If it's this year, then those numbers seem highly suspect. If the answer is never, then those numbers are meaningless. I'd say gen4 won't be out for a year or two going by those numbers, which would see the chips become pretty weak again compared to the competition. Aren't AM supposed to be working on gen4 already though? In which case, surely it won't take a year or two to be released and therefore AM won't be putting out anywhere near 1600 Ph/s.

Basically, those numbers are completely meaningless without knowing the lifetime of gen3.
No one knows how long gen3 will last, which is one of the reasons for the wide spread of quotes Ph/s. My guess is it will still be a viable (sellable) chip for 9 months to 2.5 years.

As to gen4, that was pretty clearly answered in Jutarul's update:

Quote from: Jutarul
4) What is the currently anticipated long-term strategy for ASICMiner after the 3rd generation?
re 4) Long-term strategy is to follow the step of Moore's Law, while squeeze all possible efficiency out of each stage of chip design and production.
57  Bitcoin / Hardware / Re: Liquid Synergy Designs Inc. -ASIC mining hardware on: February 05, 2014, 03:04:59 AM
Fully Assembled:  $133.5 *25% = $33.75
It is 25% of the $60 assembly charge it looks like, so the $35 PCB + components aren't factored into the refund. Maybe we'll get some back on those parts in the future, but I'm not counting on it.

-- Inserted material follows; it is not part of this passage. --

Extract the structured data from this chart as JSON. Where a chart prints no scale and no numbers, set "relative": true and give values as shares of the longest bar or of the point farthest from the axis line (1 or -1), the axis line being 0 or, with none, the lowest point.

Because you got fully assembled versus DIY kit, you do get a 100% refund of that assembly cost, which is $10 per board ($133.5-123.5).

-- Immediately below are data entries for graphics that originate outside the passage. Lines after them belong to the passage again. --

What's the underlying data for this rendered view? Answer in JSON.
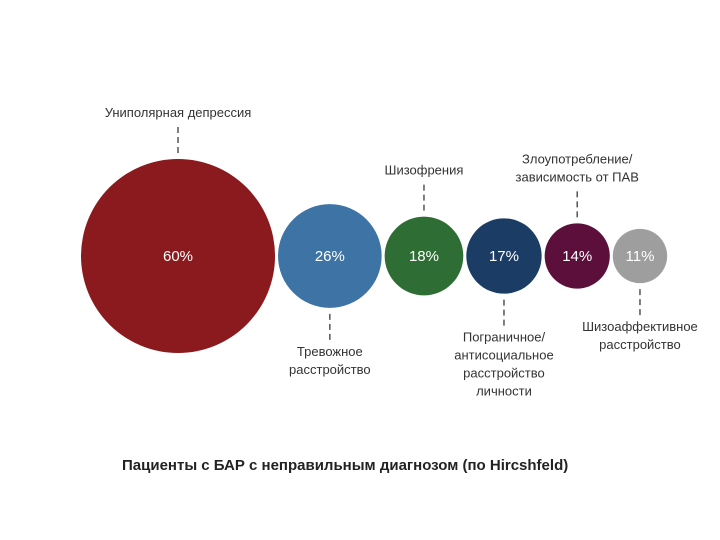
{
  "chart_data": {
    "type": "bubble",
    "title": "Пациенты с БАР с неправильным диагнозом (по Hircshfeld)",
    "categories": [
      [
        "Униполярная депрессия"
      ],
      [
        "Тревожное",
        "расстройство"
      ],
      [
        "Шизофрения"
      ],
      [
        "Пограничное/",
        "антисоциальное",
        "расстройство",
        "личности"
      ],
      [
        "Злоупотребление/",
        "зависимость от ПАВ"
      ],
      [
        "Шизоаффективное",
        "расстройство"
      ]
    ],
    "values": [
      60,
      26,
      18,
      17,
      14,
      11
    ],
    "value_labels": [
      "60%",
      "26%",
      "18%",
      "17%",
      "14%",
      "11%"
    ],
    "colors": [
      "#8b1a1e",
      "#3d74a5",
      "#2e6e35",
      "#1b3c64",
      "#5c0f3a",
      "#9e9e9e"
    ]
  }
}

So for those of us that did the fully assembled unit option, it comes out to $25 per board (25% of $60 + $10).

Then you get 100% refund for the shipping and the $15 setup fee for hosting if you chose hosting.
58  Bitcoin / Hardware / Re: Liquid Synergy Designs Inc. -ASIC mining hardware on: February 05, 2014, 03:00:55 AM
Okay, based on my calculation SB did peg the refund at an exchange rate of $123.50. If I multiply $123.50 by my proposed BTC refund amount I get a nice even dollar+cents amount.

I then subtract out shipping and hosting fees (100% refunded) AND I subtract out the $10/board extra I paid for fully assembled units [vs DIY kit] (100% refunded). You then divide the remaining balance by the number of boards and get $15 which is 25% of the $60 assembly cost.

It wasn't calculated exactly how I guessed it might be originally, but I was able to make the calculation make sense and match his last post outlining the refund details.

What this leaves still on the table, as mentioned by SB in the email, are the components ($35 PCB and $28.50 DIY kit/fan). Perhaps SB will be able to use those and we will get a bit more back at some (likely very distant) future date. I'm not counting on getting anything really, but it would be nice.

Regardless, if the proposed refund does actually occur, then I think the refund is equitable given the shitty circumstances. SB pegging the exchange rate at $123.50 is generous IMO and goes a long way to making up for the refund process dragging on for months. I don't see how this refund is occurring without SB dipping into his own wallet.
59  Bitcoin / Hardware / Re: Liquid Synergy Designs Inc. -ASIC mining hardware on: February 05, 2014, 02:29:47 AM
I just got an email from SB with the refund information. I'm verifying the total now.
60  Economy / Computer hardware / Re: [WTS] 2 ASICMiner Cubes (64GH/s) -- PRICE REDUCED -- On Hand on: January 30, 2014, 04:11:39 AM
Final payment received. Thanks stex2009!